The fiduciary duty would not be owed to profit sharing plans, 401(k) plans, other defined contribution plans or IRAs established solely to hold assets rolled over from an ERISA retirement plan. However, the rule proposal would create fiduciary duties owed to Keogh plans and traditional and Roth IRAs — which are not treated as employee benefit plans by ERISA.

The Rule Proposal Does Not Create a New Record-Keeping Requirement

The proposed amendments would not require firms to maintain records beyond those already required by the Securities Exchange Act of 1934.

Despite the lack of a record-keeping requirement, practically, broker-dealers would be required to maintain documentation to demonstrate compliance with the fiduciary standard. For example, firms will need documents to prove they made a reasonable inquiry into the “risks, costs and conflicts of interest” related to a recommendation.

Conclusion 

Although the New Jersey Bureau of Securities' decision to refrain from imposing an ongoing fiduciary duty on broker-dealers for customers with only commission-based accounts is significant, the rule proposal is nonetheless a potential game changer.

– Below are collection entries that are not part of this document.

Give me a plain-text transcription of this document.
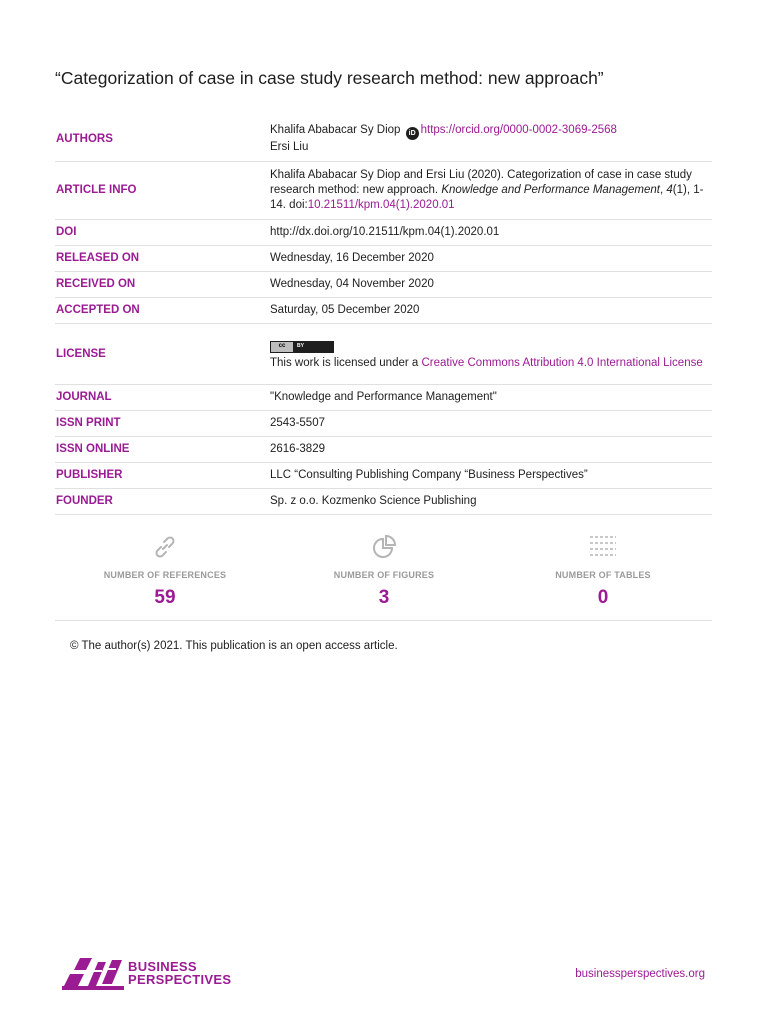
“Categorization of case in case study research method: new approach”
AUTHORS	Khalifa Ababacar Sy Diop iD https://orcid.org/0000-0002-3069-2568
Ersi Liu
ARTICLE INFO	Khalifa Ababacar Sy Diop and Ersi Liu (2020). Categorization of case in case study research method: new approach. Knowledge and Performance Management, 4(1), 1-14. doi:10.21511/kpm.04(1).2020.01
DOI	http://dx.doi.org/10.21511/kpm.04(1).2020.01
RELEASED ON	Wednesday, 16 December 2020
RECEIVED ON	Wednesday, 04 November 2020
ACCEPTED ON	Saturday, 05 December 2020
LICENSE	cc BY

This work is licensed under a Creative Commons Attribution 4.0 International License
JOURNAL	"Knowledge and Performance Management"
ISSN PRINT	2543-5507
ISSN ONLINE	2616-3829
PUBLISHER	LLC “Consulting Publishing Company “Business Perspectives”
FOUNDER	Sp. z o.o. Kozmenko Science Publishing
NUMBER OF REFERENCES
59
NUMBER OF FIGURES
3
NUMBER OF TABLES
0
© The author(s) 2021. This publication is an open access article.
BUSINESS
PERSPECTIVES	businessperspectives.org
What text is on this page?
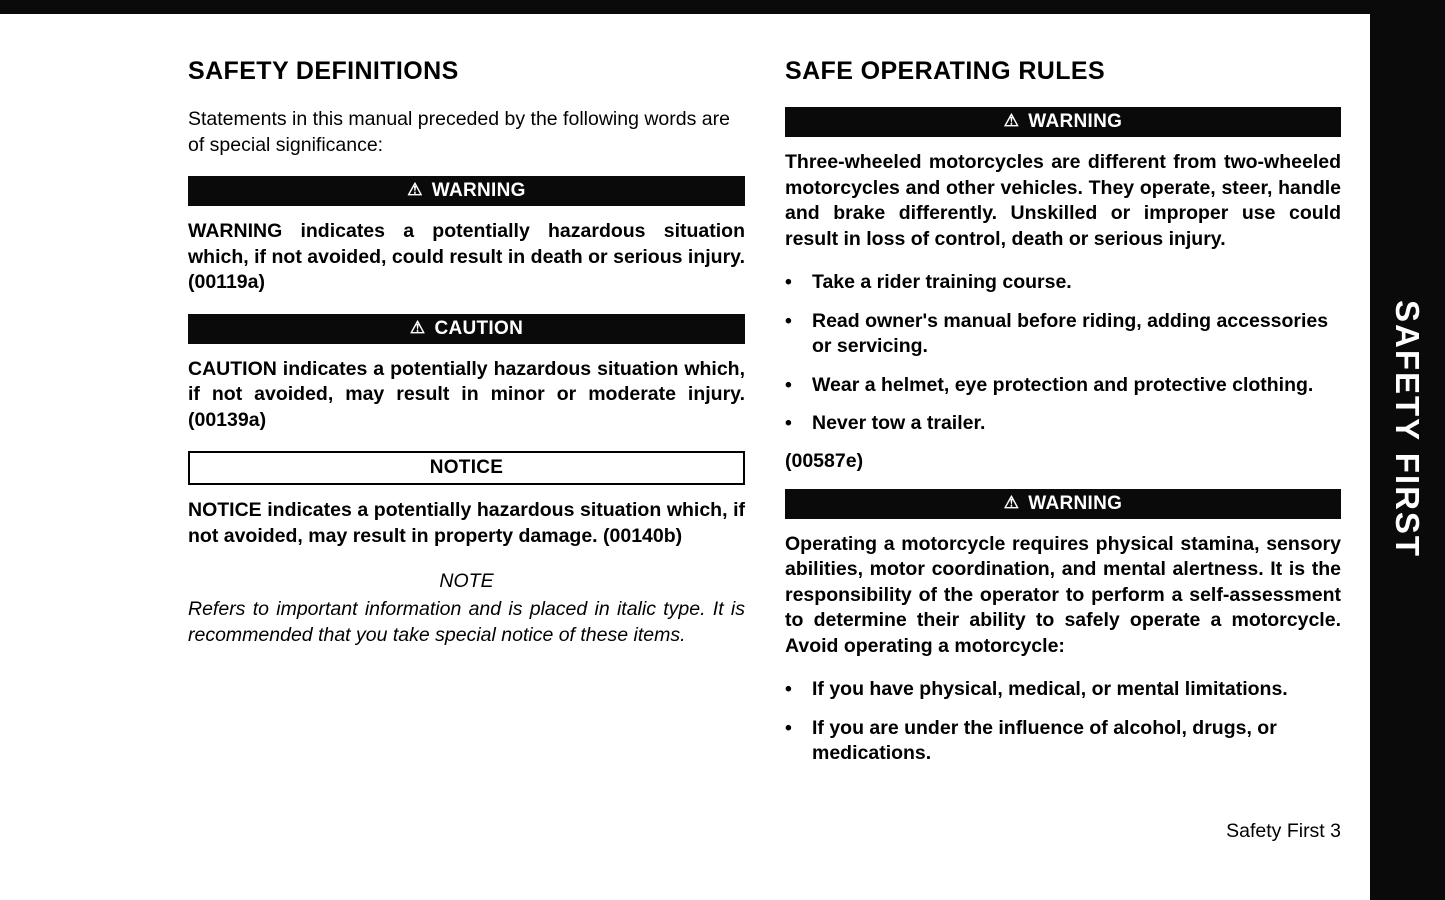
SAFETY DEFINITIONS

Statements in this manual preceded by the following words are of special significance:

⚠ WARNING

WARNING indicates a potentially hazardous situation which, if not avoided, could result in death or serious injury. (00119a)

⚠ CAUTION

CAUTION indicates a potentially hazardous situation which, if not avoided, may result in minor or moderate injury. (00139a)

NOTICE

NOTICE indicates a potentially hazardous situation which, if not avoided, may result in property damage. (00140b)

NOTE

Refers to important information and is placed in italic type. It is recommended that you take special notice of these items.

SAFE OPERATING RULES
⚠ WARNING

Three-wheeled motorcycles are different from two-wheeled motorcycles and other vehicles. They operate, steer, handle and brake differently. Unskilled or improper use could result in loss of control, death or serious injury.

•	Take a rider training course.
•	Read owner's manual before riding, adding accessories or servicing.
•	Wear a helmet, eye protection and protective clothing.
•	Never tow a trailer.
(00587e)
⚠ WARNING

Operating a motorcycle requires physical stamina, sensory abilities, motor coordination, and mental alertness. It is the responsibility of the operator to perform a self-assessment to determine their ability to safely operate a motorcycle. Avoid operating a motorcycle:

•	If you have physical, medical, or mental limitations.
•	If you are under the influence of alcohol, drugs, or medications.
Safety First 3
SAFETY FIRST
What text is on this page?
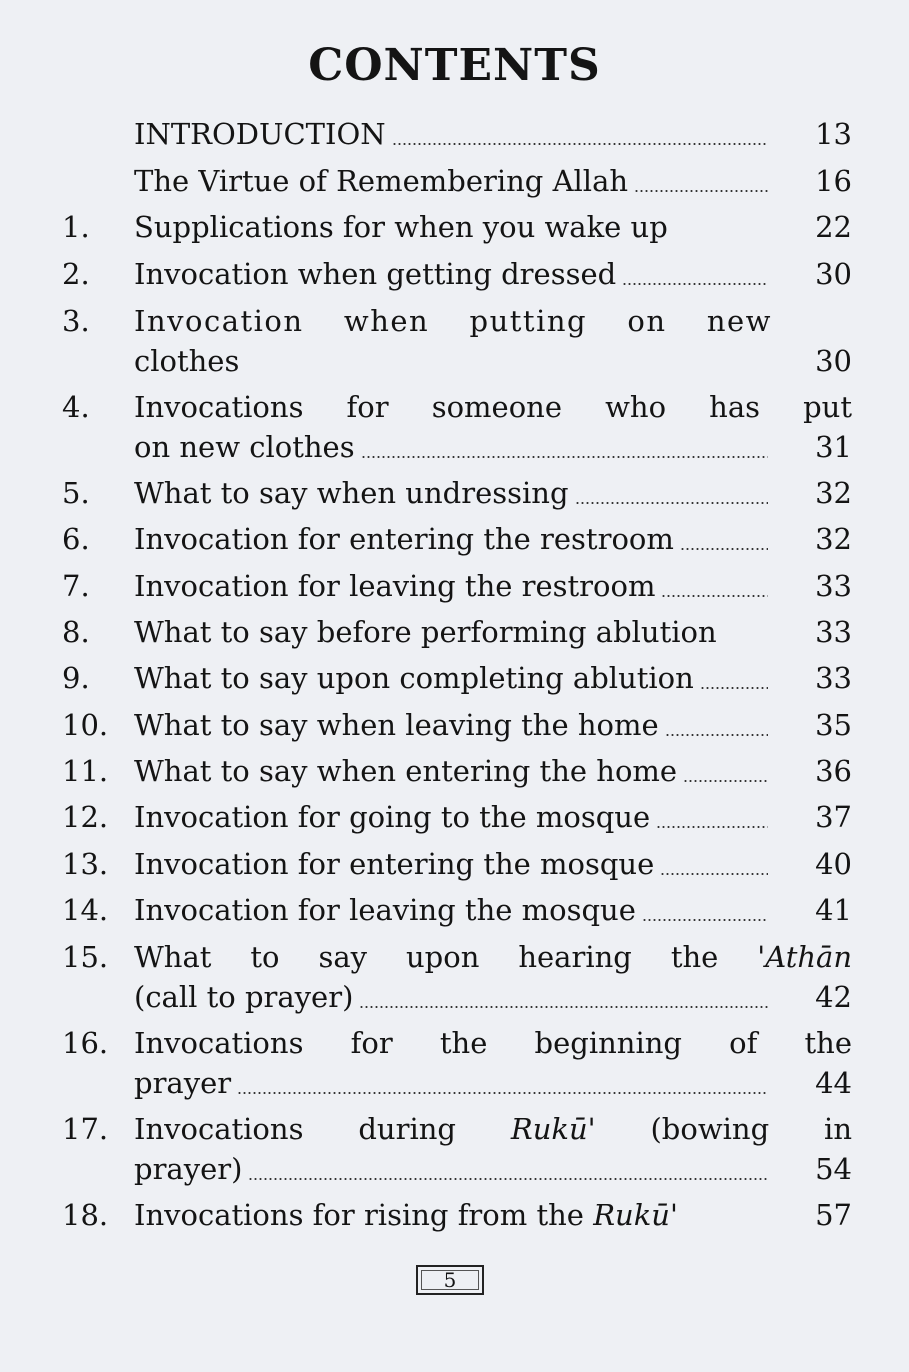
CONTENTS
INTRODUCTION	13
The Virtue of Remembering Allah	16
1. Supplications for when you wake up	22
2. Invocation when getting dressed	30
3. Invocation when putting on new
clothes	30
4. Invocations for someone who has put
on new clothes	31
5. What to say when undressing	32
6. Invocation for entering the restroom	32
7. Invocation for leaving the restroom	33
8. What to say before performing ablution	33
9. What to say upon completing ablution	33
10. What to say when leaving the home	35
11. What to say when entering the home	36
12. Invocation for going to the mosque	37
13. Invocation for entering the mosque	40
14. Invocation for leaving the mosque	41
15. What to say upon hearing the 'Athān
(call to prayer)	42
16. Invocations for the beginning of the
prayer	44
17. Invocations during Rukū' (bowing in
prayer)	54
18. Invocations for rising from the Rukū'	57
5
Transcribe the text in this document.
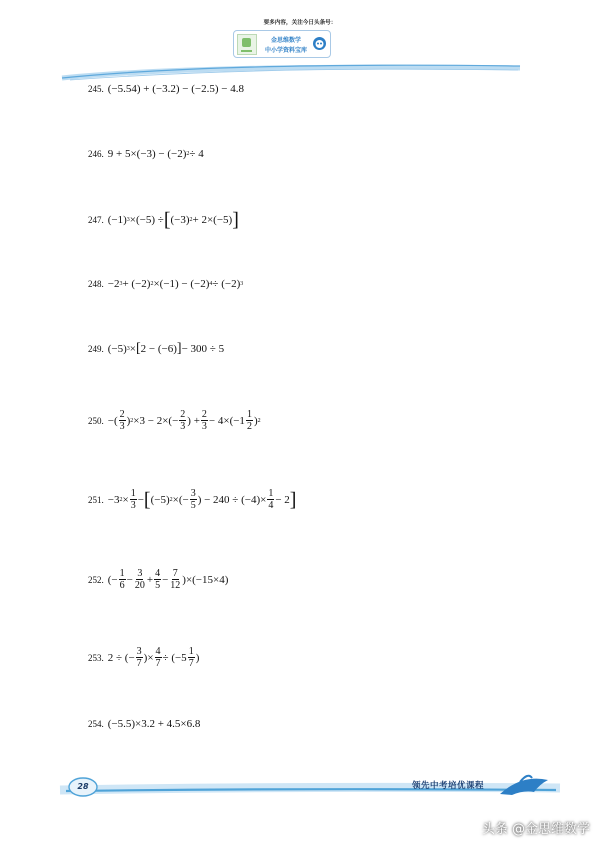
要多内容，关注今日头条号：
金思维数学
中小学资料宝库
245. (−5.54) + (−3.2) − (−2.5) − 4.8
246. 9 + 5×(−3) − (−2) 2 ÷ 4
247. (−1) 3 ×(−5) ÷ [ (−3) 2 + 2×(−5) ]
248. −2 3 + (−2) 2 ×(−1) − (−2) 4 ÷ (−2) 3
249. (−5) 3 × [ 2 − (−6) ] − 300 ÷ 5
250. −( $\frac{2}{3}$ ) $2 \times 3 - 2\times(- \frac{2}{3}$ ) + $\frac{2}{3} - 4\times(-1 \frac{1}{2}$ ) 2
251. −3 $2 \times \frac{1}{3}$ − [ (−5) 2 ×(− $\frac{3}{5}$ ) − $240 \div (-4)\times \frac{1}{4} - 2$ ]
252. (− $\frac{1}{6} - \frac{3}{20} + \frac{4}{5} - \frac{7}{12} )\times(-15\times 4)$
253. 2 ÷ (− $\frac{3}{7}$ )× $\frac{4}{7} \div (-5 \frac{1}{7}$ )
254. (−5.5)×3.2 + 4.5×6.8
28	领先中考培优课程
头条 @金思维数学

It eliminates the historical distinctions between broker-dealers and investment advisers and imposes a standard on broker-dealers that is stricter than the standard proposed by the SEC for SEC-registered advisers. If the rule proposal is adopted, it could impose significant changes in a New Jersey broker-dealer’s relationship with its customers.

The rule proposal would also create a number of significant challenges. Although firms will not be compensated for their ongoing monitoring of an account, dually-registered firms will owe ongoing duties to a brokerage customer who also holds advisory accounts as part of the relationship. In addition, firms will be challenged to make product recommendations to meet the “best of the reasonably available options” standard.

By not allowing disclosure of material facts or informed consent to cure a conflict of interest, the bureau arguably underestimates the ability of investors to make sound investment decisions. It seems likely that these proposed material changes will have certain negative impacts on customers in the form of decreased product options and increased costs.

Investors are better served through a uniform federal standard that raises the standard of care on brokers, as opposed to a patchwork of state regulation that could result in adverse consequences on investors. Firms should closely monitor these legislative developments.